Dissociative Identity Disorder/Multiple Personality Disorder

Dissociative Identity Disorder/Multiple Personality Disorder

A disorder in which a person's identity dissociates, or fragments, creating additional, distinct identities that exist independently of each other within the same person.

Persons with dissociative identity disorder (DID) adopt one or more distinct identities. Each identity or personality is distinct from the other(s) in specific ways. There are cases in which a person will have as many as 100 or more identities, while some people only exhibit the presence of one or two. ("Co-presence" is the term used to describe the situation that exists when two or more personalities are simultaneously present with or without knowledge of each other's existence or current presence.)

Prior to the publication of the Diagnostic and Statistical Manual of Mental Disorder-IV (DSM-IV), dissociative identity disorder was referred to as multiple personality disorder (MPD); the birth personality was referred to as the original personality, and the condition was referred to as "split personality." With the publication of DSM-IV, these terms are now considered imprecise and are no longer used. The DSM-IV lists four criteria for diagnosing someone with dissociative identity disorder:

  • The presence of two or more distinct "identities or personality states;"
  • At least two personalities must take control of the person's identity on a regular basis;
  • Exhibits aspects of amnesia, that is, the person forgets routine personal information;
  • The condition must not have been caused by "direct physiological effects," such as drug abuse or head trauma.

Persons with DID usually have one personality that controls the body and its behavior. Psychiatrists refer to this personality as the "host." This is generally not the person's original personality or birth personality.

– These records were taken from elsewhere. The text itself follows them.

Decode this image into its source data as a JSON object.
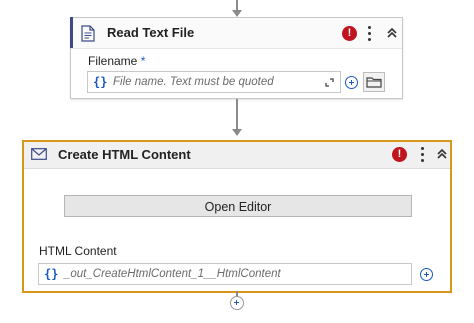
{
  "read_text_file": {
    "title": "Read Text File",
    "error_badge": "!",
    "icon": "document-icon",
    "filename": {
      "label": "Filename",
      "required_marker": "*",
      "brace": "{}",
      "placeholder": "File name. Text must be quoted"
    }
  },
  "create_html_content": {
    "title": "Create HTML Content",
    "error_badge": "!",
    "icon": "mail-icon",
    "open_editor_label": "Open Editor",
    "html_content": {
      "label": "HTML Content",
      "brace": "{}",
      "value": "_out_CreateHtmlContent_1__HtmlContent"
    }
  },
  "colors": {
    "selection_border": "#d6971a",
    "error": "#c1121f",
    "accent_blue": "#1a59c6",
    "connector": "#8a8a8a"
  }
}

The host is often initially unaware of the other identities and typically loses time when they appear. The host is the identity that most often initiates treatment, usually after developing symptoms, such as depression. The personality that seeks treatment—whether the host or not—is referred to as the "presenting personality."

The DSM-IV uses the term "alter" to describe the distinct identities or personality states that the client or patient with DID experiences. To be classified as a "personality state," the following conditions must be met: a consistent and ongoing set of response patterns to given stimuli; a significant confluent history; a range of emotions available (anger, sadness, joy, and so on); a range of intensity of affect for each emotion (for example, anger ranging from neutrality to frustration and irritation to anger and rage).

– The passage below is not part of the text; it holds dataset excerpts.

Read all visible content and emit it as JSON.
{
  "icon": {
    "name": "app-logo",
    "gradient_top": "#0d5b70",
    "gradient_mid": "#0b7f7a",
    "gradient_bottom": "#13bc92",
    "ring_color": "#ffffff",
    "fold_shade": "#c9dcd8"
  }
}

Psychiatrists refer to the phase of transition between alters as the "switch." The number of alters in any given case can vary widely. Alters are often of different genders, i.e., men can have female alters and women can have male. A 1986 study found that in 37% of patients diagnosed with then-MPD, alters demonstrated different handedness from the host. The physical changes that occur in a switch between alters is one of the most difficult aspects of dissociative identity disorder for psychiatrists to understand. People assume whole new physical postures, voices, and vocabularies.